Rather than addressing directly the substantive moral issues at stake in the most pressing issues of the day, originalism screens them from view. Our speech jurisprudence does not inquire into the rightful or wrongful ends for which speech can be used. Our religion jurisprudence makes no judgment about what religion is and does not distinguish the rightful or wrongful ends to which religion might be put. Our abortion jurisprudence, even in a post-Dobbs world, prescinds from the question of when human life begins—as though the question were irrelevant or unknowable. Examples could be multiplied across other areas of the law. In each, a morally principled approach to jurisprudence cannot be premised on either legal positivism or moral relativism.
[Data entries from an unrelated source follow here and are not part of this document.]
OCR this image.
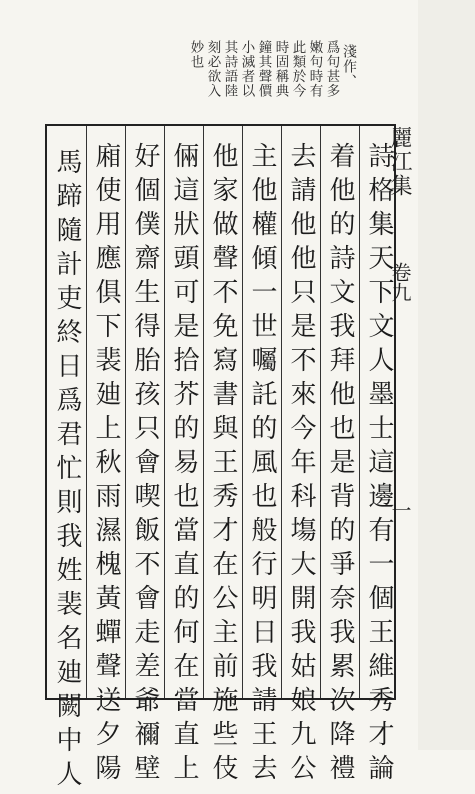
詩格集天下文人墨士這邊有一個王維秀才論
着他的詩文我拜他也是背的爭奈我累次降禮
去請他他只是不來今年科塲大開我姑娘九公
主他權傾一世囑託的風也般行明日我請王去
他家做聲不免寫書與王秀才在公主前施些伎
倆這狀頭可是拾芥的易也當直的何在當直上
好個僕齋生得胎孩只會喫飯不會走差爺禰壁
廂使用應俱下裴廸上秋雨濕槐黃蟬聲送夕陽
馬蹄隨計吏終日爲君忙則我姓裴名廸闕中人	麗江集
卷九
一
淺作、
爲句甚多
嫩句時有
此類於今
時固稱典
鐘其聲價
小滅者以
其詩語陸
刻必欲入
妙也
Judges must draw out the implications of the first principles of moral judgment when addressing the concrete cases that arise in law, eschewing moral relativism and anchoring each judgment in a moral axiom. “Once we sign on to the premises of even a mild moral relativism,” Arkes warns, “we can no longer explain or defend the rightness or goodness of the regime we are seeking to preserve.” Without a moral justification for legal judgments, or the legal regime as a whole, we are left only with power. If, as Lincoln urged in his 1860 Cooper Union address, we are to live out our “faith that right makes might,” then we must offer justifications grounded in necessary truths—those truths we cannot deny without falling into incoherence. When we do so, Hadley Arkes notes in his superb new book, “we have chosen…the moral reasoning of the Natural Law.”